To offer here a detailed post-mortem of the debate would not be this blog’s style and this article will not attempt it. Suffice it to say that Mr. McCain did fairly well during the debate’s last twenty minutes when the topic was the valor of U.S. troops, but that the rest of the debate did not go well for Mr. McCain. Mr. Obama’s left-wing answers were well organized and clear. Mr. McCain’s confused answers were disorganized and rambling. Regarding the Crash of 2008, Mr. McCain put his meager understanding of economics on full display.

Incredibly, as Mr. Obama looked on, Mr. McCain spent a significant fraction of the debate actually attacking his own, Republican party, whose support Mr. McCain does not deserve.
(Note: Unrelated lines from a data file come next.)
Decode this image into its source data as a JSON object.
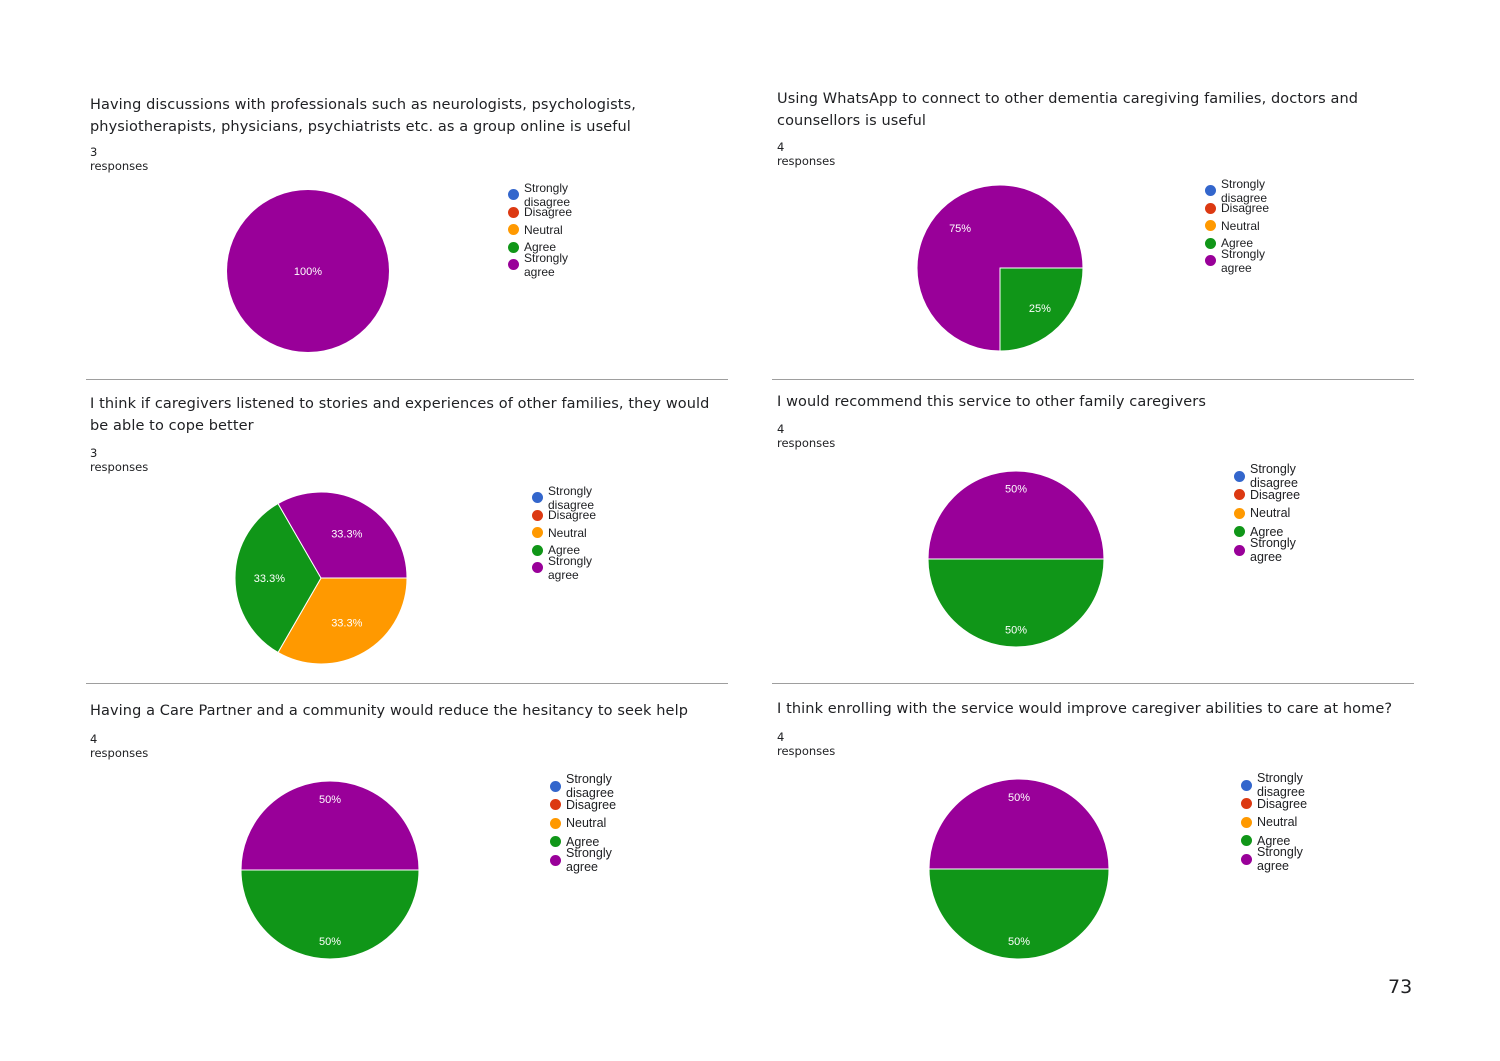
{
  "legend_labels": [
    "Strongly disagree",
    "Disagree",
    "Neutral",
    "Agree",
    "Strongly agree"
  ],
  "colors": {
    "Strongly disagree": "#3366cc",
    "Disagree": "#dc3912",
    "Neutral": "#ff9900",
    "Agree": "#109618",
    "Strongly agree": "#990099"
  },
  "page_number": "73",
  "chart_data": [
    {
      "type": "pie",
      "title": "Having discussions with professionals such as neurologists, psychologists, physiotherapists, physicians, psychiatrists etc. as a group online is useful",
      "subtitle": "3 responses",
      "slices": [
        {
          "label": "Strongly agree",
          "value": 100,
          "text": "100%"
        }
      ]
    },
    {
      "type": "pie",
      "title": "Using WhatsApp to connect to other dementia caregiving families, doctors and counsellors is useful",
      "subtitle": "4 responses",
      "slices": [
        {
          "label": "Agree",
          "value": 25,
          "text": "25%"
        },
        {
          "label": "Strongly agree",
          "value": 75,
          "text": "75%"
        }
      ]
    },
    {
      "type": "pie",
      "title": "I think if caregivers listened to stories and experiences of other families, they would be able to cope better",
      "subtitle": "3 responses",
      "slices": [
        {
          "label": "Neutral",
          "value": 33.3,
          "text": "33.3%"
        },
        {
          "label": "Agree",
          "value": 33.3,
          "text": "33.3%"
        },
        {
          "label": "Strongly agree",
          "value": 33.3,
          "text": "33.3%"
        }
      ]
    },
    {
      "type": "pie",
      "title": "I would recommend this service to other family caregivers",
      "subtitle": "4 responses",
      "slices": [
        {
          "label": "Agree",
          "value": 50,
          "text": "50%"
        },
        {
          "label": "Strongly agree",
          "value": 50,
          "text": "50%"
        }
      ]
    },
    {
      "type": "pie",
      "title": "Having a Care Partner and a community would reduce the hesitancy to seek help",
      "subtitle": "4 responses",
      "slices": [
        {
          "label": "Agree",
          "value": 50,
          "text": "50%"
        },
        {
          "label": "Strongly agree",
          "value": 50,
          "text": "50%"
        }
      ]
    },
    {
      "type": "pie",
      "title": "I think enrolling with the service would improve caregiver abilities to care at home?",
      "subtitle": "4 responses",
      "slices": [
        {
          "label": "Agree",
          "value": 50,
          "text": "50%"
        },
        {
          "label": "Strongly agree",
          "value": 50,
          "text": "50%"
        }
      ]
    }
  ]
}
To excerpt tactically Mr. McCain’s several debate-losing moments would be too depressing, so let us turn instead to the moment in which Mr. McCain most lost, not the public’s support generally, but The Economic Nationalist’s support specifically:

I supported us going into Bosnia, when a number of my own party and colleagues was against that operation in Bosnia. That was the right thing to do, to stop genocide and to preserve what was necessary inside of Europe.

I supported what we did in Kosovo. I supported it because ethnic cleansing and genocide was taking place there.

What was necessary inside of Europe, Mr. McCain says? What does he think that he means by that? Does he think that Muslim Albanian jihadists were playing beanbag over there? Someone should explain to the man what jihad is. But, then, Mr. McCain’s first instinct always has been to grandstand by attacking his own. Evidently fellow Christians like the Serbs are as attractive a target to Mr. McCain as fellow Republicans are.

That the historically ignorant Mr. McCain actually considers himself “a student of history” is scary.

As Democratic nominee, Barack Obama is the only person that can keep John McCain out of the White House. There are weighty reasons to oppose Mr. Obama, especially regarding the kind of liberal justice he would very probably appoint to the U.S. Supreme Court. Such reasons however are outweighed by contrary considerations. For the good of the Republic, The Economic Nationalist must recommend voting Obama in November.

To those to whom voting Obama seems a bridge too far, a vote for the Constitution Party’s hopeless Chuck Baldwin would be a worthy half-substitute.